Comment se fait-il que nous n’arrivions pas à remédier à la maladie essentielle de notre société ? s’interroge B. Brunhes. « C’est que nul n’a bien compris - ou n’a pas voulu comprendre, parce que trop de privilèges et de droits acquis sont en cause - que l’économie de cette fin de siècle n’a rien à voir avec celle des Trente Glorieuses... ». Il s’ensuit que tous les termes du contrat social sont devenus obsolètes.

L’auteur se livre alors à une analyse fine des nouvelles caractéristiques du secteur industriel. Les grandes entreprises externalisent leurs services, décentralisent leurs unités de production et accroissent sans cesse leur productivité. Cela se traduit par des compressions de personnel à l’intérieur des grandes entreprises et la création d’emplois à l’extérieur, dans les PME qui dépendent étroitement de la puissance financière et économique de ces grandes entreprises.

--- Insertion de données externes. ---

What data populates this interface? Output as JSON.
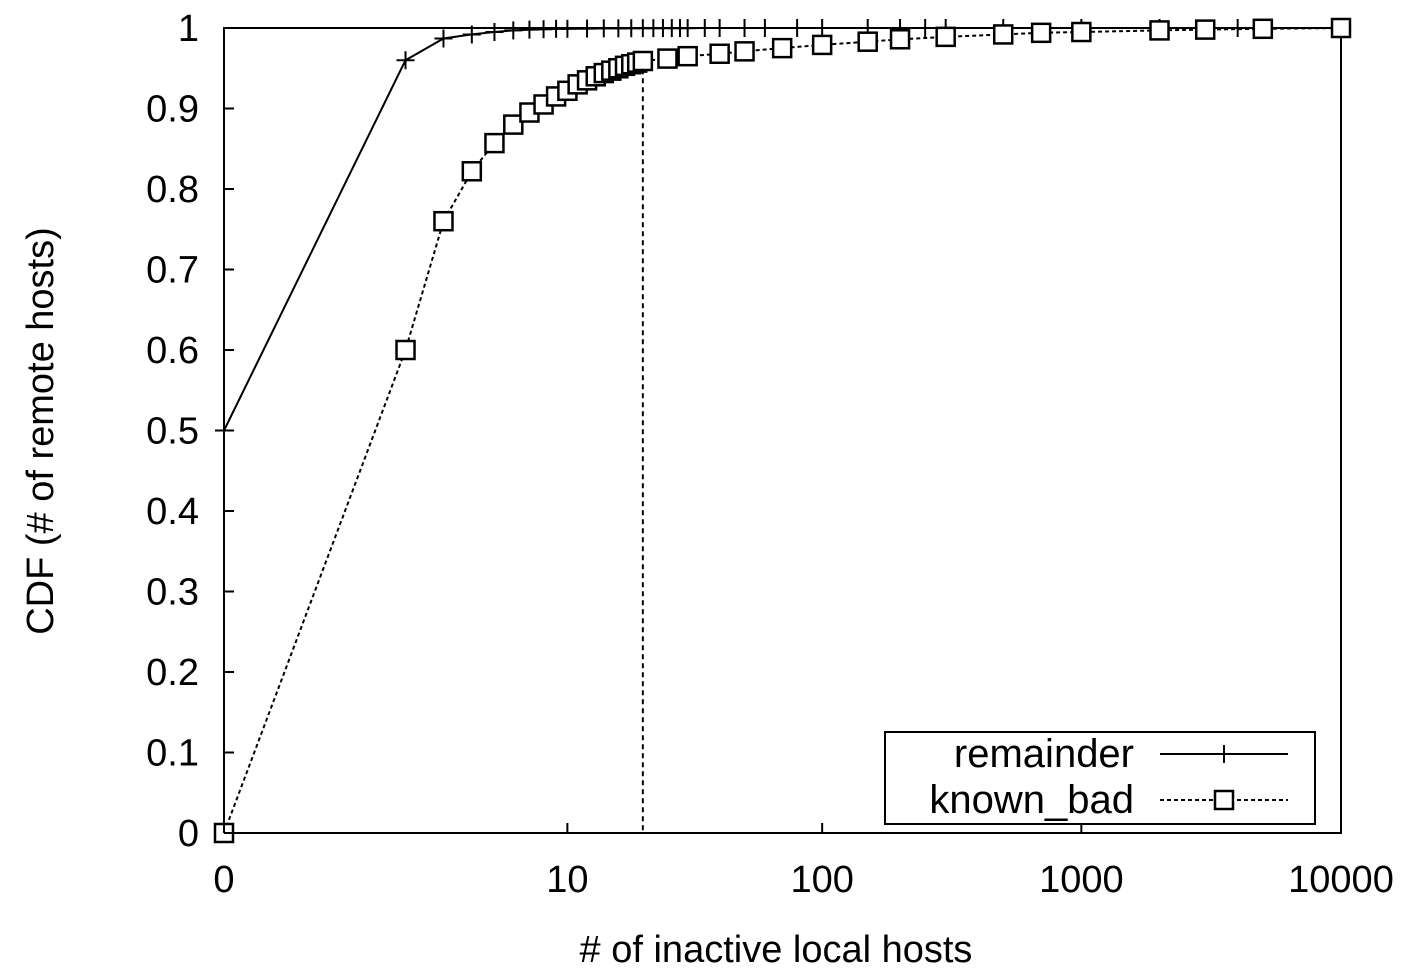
{
  "chart_data": {
    "type": "line",
    "title": "",
    "xlabel": "# of inactive local hosts",
    "ylabel": "CDF (# of remote hosts)",
    "x_scale": "log (0 shown at origin)",
    "xlim": [
      0,
      10000
    ],
    "ylim": [
      0,
      1
    ],
    "x_ticks": [
      {
        "value": 0,
        "label": "0"
      },
      {
        "value": 10,
        "label": "10"
      },
      {
        "value": 100,
        "label": "100"
      },
      {
        "value": 1000,
        "label": "1000"
      },
      {
        "value": 10000,
        "label": "10000"
      }
    ],
    "y_ticks": [
      {
        "value": 0,
        "label": "0"
      },
      {
        "value": 0.1,
        "label": "0.1"
      },
      {
        "value": 0.2,
        "label": "0.2"
      },
      {
        "value": 0.3,
        "label": "0.3"
      },
      {
        "value": 0.4,
        "label": "0.4"
      },
      {
        "value": 0.5,
        "label": "0.5"
      },
      {
        "value": 0.6,
        "label": "0.6"
      },
      {
        "value": 0.7,
        "label": "0.7"
      },
      {
        "value": 0.8,
        "label": "0.8"
      },
      {
        "value": 0.9,
        "label": "0.9"
      },
      {
        "value": 1,
        "label": "1"
      }
    ],
    "grid": false,
    "legend_position": "bottom-right",
    "reference_line": {
      "x": 20,
      "style": "dashed vertical"
    },
    "series": [
      {
        "name": "remainder",
        "line_style": "solid",
        "marker": "plus",
        "color": "#000000",
        "x": [
          0,
          2,
          3,
          4,
          5,
          6,
          7,
          8,
          9,
          10,
          12,
          14,
          16,
          18,
          20,
          22,
          24,
          26,
          28,
          30,
          35,
          40,
          50,
          60,
          80,
          100,
          150,
          200,
          250,
          300,
          500,
          1000,
          2000,
          4000
        ],
        "y": [
          0.5,
          0.96,
          0.987,
          0.992,
          0.995,
          0.997,
          0.998,
          0.9985,
          0.999,
          0.999,
          0.9993,
          0.9995,
          0.9996,
          0.9997,
          0.9998,
          0.9998,
          0.9999,
          0.9999,
          0.9999,
          0.9999,
          1,
          1,
          1,
          1,
          1,
          1,
          1,
          1,
          1,
          1,
          1,
          1,
          1,
          1
        ]
      },
      {
        "name": "known_bad",
        "line_style": "dotted",
        "marker": "square",
        "color": "#000000",
        "x": [
          0,
          2,
          3,
          4,
          5,
          6,
          7,
          8,
          9,
          10,
          11,
          12,
          13,
          14,
          15,
          16,
          17,
          18,
          19,
          20,
          25,
          30,
          40,
          50,
          70,
          100,
          150,
          200,
          300,
          500,
          700,
          1000,
          2000,
          3000,
          5000,
          10000
        ],
        "y": [
          0,
          0.6,
          0.76,
          0.822,
          0.857,
          0.88,
          0.895,
          0.905,
          0.915,
          0.922,
          0.93,
          0.935,
          0.94,
          0.944,
          0.947,
          0.95,
          0.953,
          0.955,
          0.957,
          0.959,
          0.962,
          0.965,
          0.968,
          0.971,
          0.975,
          0.979,
          0.983,
          0.986,
          0.989,
          0.992,
          0.994,
          0.995,
          0.997,
          0.998,
          0.999,
          1
        ]
      }
    ]
  }
}
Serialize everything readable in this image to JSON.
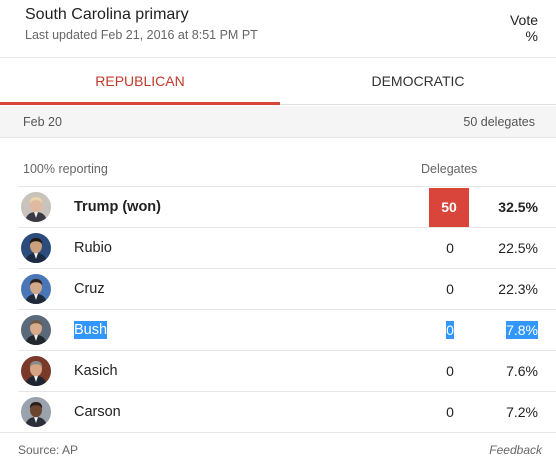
{
  "header": {
    "title": "South Carolina primary",
    "updated": "Last updated Feb 21, 2016 at 8:51 PM PT"
  },
  "tabs": [
    {
      "label": "REPUBLICAN",
      "active": true
    },
    {
      "label": "DEMOCRATIC",
      "active": false
    }
  ],
  "date_band": {
    "date": "Feb 20",
    "delegates_total": "50 delegates"
  },
  "table": {
    "reporting": "100% reporting",
    "col_delegates": "Delegates",
    "col_vote": "Vote %",
    "rows": [
      {
        "name": "Trump (won)",
        "delegates": "50",
        "vote": "32.5%",
        "winner": true,
        "selected": false,
        "avatar": "trump-avatar"
      },
      {
        "name": "Rubio",
        "delegates": "0",
        "vote": "22.5%",
        "winner": false,
        "selected": false,
        "avatar": "rubio-avatar"
      },
      {
        "name": "Cruz",
        "delegates": "0",
        "vote": "22.3%",
        "winner": false,
        "selected": false,
        "avatar": "cruz-avatar"
      },
      {
        "name": "Bush",
        "delegates": "0",
        "vote": "7.8%",
        "winner": false,
        "selected": true,
        "avatar": "bush-avatar"
      },
      {
        "name": "Kasich",
        "delegates": "0",
        "vote": "7.6%",
        "winner": false,
        "selected": false,
        "avatar": "kasich-avatar"
      },
      {
        "name": "Carson",
        "delegates": "0",
        "vote": "7.2%",
        "winner": false,
        "selected": false,
        "avatar": "carson-avatar"
      }
    ]
  },
  "footer": {
    "source": "Source: AP",
    "feedback": "Feedback"
  },
  "colors": {
    "accent": "#d9453b",
    "selection": "#3297fd"
  }
}
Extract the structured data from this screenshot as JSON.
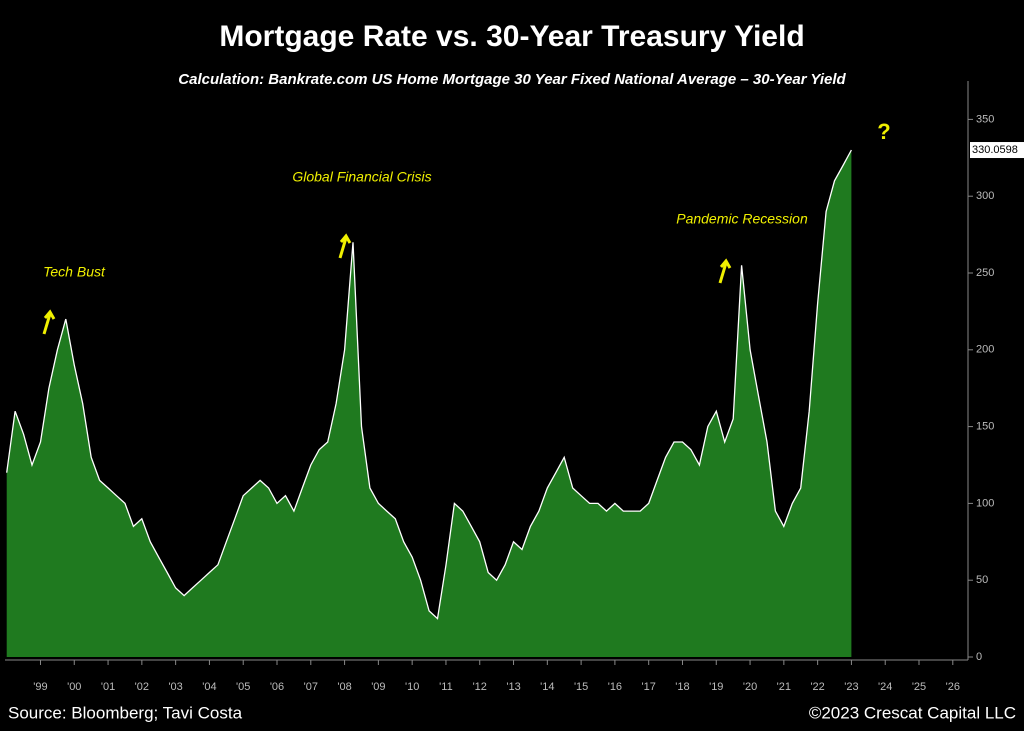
{
  "chart_data": {
    "type": "area",
    "title": "Mortgage Rate vs. 30-Year Treasury Yield",
    "subtitle": "Calculation: Bankrate.com US Home Mortgage 30 Year Fixed National Average – 30-Year Yield",
    "source": "Source: Bloomberg; Tavi Costa",
    "copyright": "©2023 Crescat Capital LLC",
    "annotations": [
      "Tech Bust",
      "Global Financial Crisis",
      "Pandemic Recession",
      "?"
    ],
    "last_value_label": "330.0598",
    "color": "#1f7a1f",
    "line_color": "#ffffff",
    "x": [
      1998.5,
      1998.75,
      1999,
      1999.25,
      1999.5,
      1999.75,
      2000,
      2000.25,
      2000.5,
      2000.75,
      2001,
      2001.25,
      2001.5,
      2001.75,
      2002,
      2002.25,
      2002.5,
      2002.75,
      2003,
      2003.25,
      2003.5,
      2003.75,
      2004,
      2004.25,
      2004.5,
      2004.75,
      2005,
      2005.25,
      2005.5,
      2005.75,
      2006,
      2006.25,
      2006.5,
      2006.75,
      2007,
      2007.25,
      2007.5,
      2007.75,
      2008,
      2008.25,
      2008.5,
      2008.75,
      2009,
      2009.25,
      2009.5,
      2009.75,
      2010,
      2010.25,
      2010.5,
      2010.75,
      2011,
      2011.25,
      2011.5,
      2011.75,
      2012,
      2012.25,
      2012.5,
      2012.75,
      2013,
      2013.25,
      2013.5,
      2013.75,
      2014,
      2014.25,
      2014.5,
      2014.75,
      2015,
      2015.25,
      2015.5,
      2015.75,
      2016,
      2016.25,
      2016.5,
      2016.75,
      2017,
      2017.25,
      2017.5,
      2017.75,
      2018,
      2018.25,
      2018.5,
      2018.75,
      2019,
      2019.25,
      2019.5,
      2019.75,
      2020,
      2020.25,
      2020.5,
      2020.75,
      2021,
      2021.25,
      2021.5,
      2021.75,
      2022,
      2022.25,
      2022.5,
      2022.75,
      2023,
      2023.25,
      2023.5
    ],
    "values": [
      120,
      160,
      145,
      125,
      140,
      175,
      200,
      220,
      190,
      165,
      130,
      115,
      110,
      105,
      100,
      85,
      90,
      75,
      65,
      55,
      45,
      40,
      45,
      50,
      55,
      60,
      75,
      90,
      105,
      110,
      115,
      110,
      100,
      105,
      95,
      110,
      125,
      135,
      140,
      165,
      200,
      270,
      150,
      110,
      100,
      95,
      90,
      75,
      65,
      50,
      30,
      25,
      60,
      100,
      95,
      85,
      75,
      55,
      50,
      60,
      75,
      70,
      85,
      95,
      110,
      120,
      130,
      110,
      105,
      100,
      100,
      95,
      100,
      95,
      95,
      95,
      100,
      115,
      130,
      140,
      140,
      135,
      125,
      150,
      160,
      140,
      155,
      255,
      200,
      170,
      140,
      95,
      85,
      100,
      110,
      160,
      230,
      290,
      310,
      320,
      330.0598
    ],
    "xlim": [
      1998.45,
      2026.95
    ],
    "xticks": [
      {
        "value": 1999.5,
        "label": "'99"
      },
      {
        "value": 2000.5,
        "label": "'00"
      },
      {
        "value": 2001.5,
        "label": "'01"
      },
      {
        "value": 2002.5,
        "label": "'02"
      },
      {
        "value": 2003.5,
        "label": "'03"
      },
      {
        "value": 2004.5,
        "label": "'04"
      },
      {
        "value": 2005.5,
        "label": "'05"
      },
      {
        "value": 2006.5,
        "label": "'06"
      },
      {
        "value": 2007.5,
        "label": "'07"
      },
      {
        "value": 2008.5,
        "label": "'08"
      },
      {
        "value": 2009.5,
        "label": "'09"
      },
      {
        "value": 2010.5,
        "label": "'10"
      },
      {
        "value": 2011.5,
        "label": "'11"
      },
      {
        "value": 2012.5,
        "label": "'12"
      },
      {
        "value": 2013.5,
        "label": "'13"
      },
      {
        "value": 2014.5,
        "label": "'14"
      },
      {
        "value": 2015.5,
        "label": "'15"
      },
      {
        "value": 2016.5,
        "label": "'16"
      },
      {
        "value": 2017.5,
        "label": "'17"
      },
      {
        "value": 2018.5,
        "label": "'18"
      },
      {
        "value": 2019.5,
        "label": "'19"
      },
      {
        "value": 2020.5,
        "label": "'20"
      },
      {
        "value": 2021.5,
        "label": "'21"
      },
      {
        "value": 2022.5,
        "label": "'22"
      },
      {
        "value": 2023.5,
        "label": "'23"
      },
      {
        "value": 2024.5,
        "label": "'24"
      },
      {
        "value": 2025.5,
        "label": "'25"
      },
      {
        "value": 2026.5,
        "label": "'26"
      }
    ],
    "ylim": [
      0,
      375
    ],
    "yticks": [
      0,
      50,
      100,
      150,
      200,
      250,
      300,
      350
    ],
    "grid": false
  }
}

Et si l’emploi dans le tertiaire a progressé en France d’un peu plus d’un demi million de personnes entre 1980 et 1992, ce secteur va se trouver soumis, avec un retard d’une dizaine d’années, aux mêmes contraintes que l’industrie. C’est notamment le cas du tertiaire de masse (banques, assurance) dont l’organisation s’apparente à celle de l’industrie.

Le service public va, lui aussi, être confronté aux mêmes problèmes. « Tôt ou tard, elles (les entreprises publiques) découvriront les bienfaits de la flexibilité, de la sous-traitance, de la décentralisation, de l’assouplissement de la gestion des personnels ». Le résultat sera négatif en termes d’emplois. Mais nous dit B. Brunhes de nouveaux services pourront être créés avec les postes libérés (propreté, sécurité...). Est-ce bien sûr ? Et ceci compensera-t-il cela ? Pourquoi pas ? Privatisons ces services publics, ils peuvent en général, sauf dans certains cas, être assurés par le privé dit l'auteur qui reconnaît pourtant que la privatisation des chemins de fer britanniques est une catastrophe.

Toutes ces nouvelles contraintes sont incontournables : « Il s’agit désormais d’adapter en permanence les structures et les organisations à l’évolution du marché, de la clientèle et des produits, et au passage, de faire des économies de personnel : la casse humaine est inévitable ».

B. Brunhes a bien conscience de tous les dangers que comportent ces bouleversements : « Si comme on peut le penser aujourd’hui, l’éclatement des entreprises, à la fois dans leur organisation interne et par l’externalisation devient la règle, les conséquences sur les parcours professionnels des travailleurs, sur leur relation à l’entreprise et, partant, à leur travail sont telles que c’est à un grand bouleversement que nous allons. On peut le réaliser en douceur pour ne pas casser les hommes et donc permettre la survie des entreprises ; la précipitation, en brisant les communautés de travail, fait courir des risques à l’entreprise ».

Pour répondre à ces nouvelles caractéristiques du monde du travail, il appelle à une nouvelle donne syndicale : « Ou les organisations syndicales parviennent à unir leurs forces.... ou elle dépériront doucement... ». La flexibilité lui semble inéluctable, mais c’est une flexibilité interne qu’il prône. Face à cette flexibilité il est nécessaire que les salariés soient représentés et défendus. Cela paraît évident. Quelle doit être alors l’attitude des syndicats français ? : « A coup sûr, leur mode d’intervention diffèrera de ce qu’il a été. Ils devront faire face à des systèmes de décision décentralisés. Ils devront être présents à la fois au niveau de la branche ou de la grande entreprise pour conclure des accords et conventions cadres et à celui de la petite unité pour gérer le quotidien d’un système d’emploi différencié et individualisé ».

Certes on a dans ce livre une analyse fine et lucide des nouveaux modes de production mais on ne voit pas encore où sont les solutions radicales pour sortir nos sociétés du cancer du chômage, à part quelques idées sur l’aménagement du temps de travail (le temps choisi partiel) et d’autres sans doute plus originales et plus prometteuses sur la constitution de sociétés de solidarité locale regroupant tous les acteurs économiques et politiques d’un bassin d’emploi.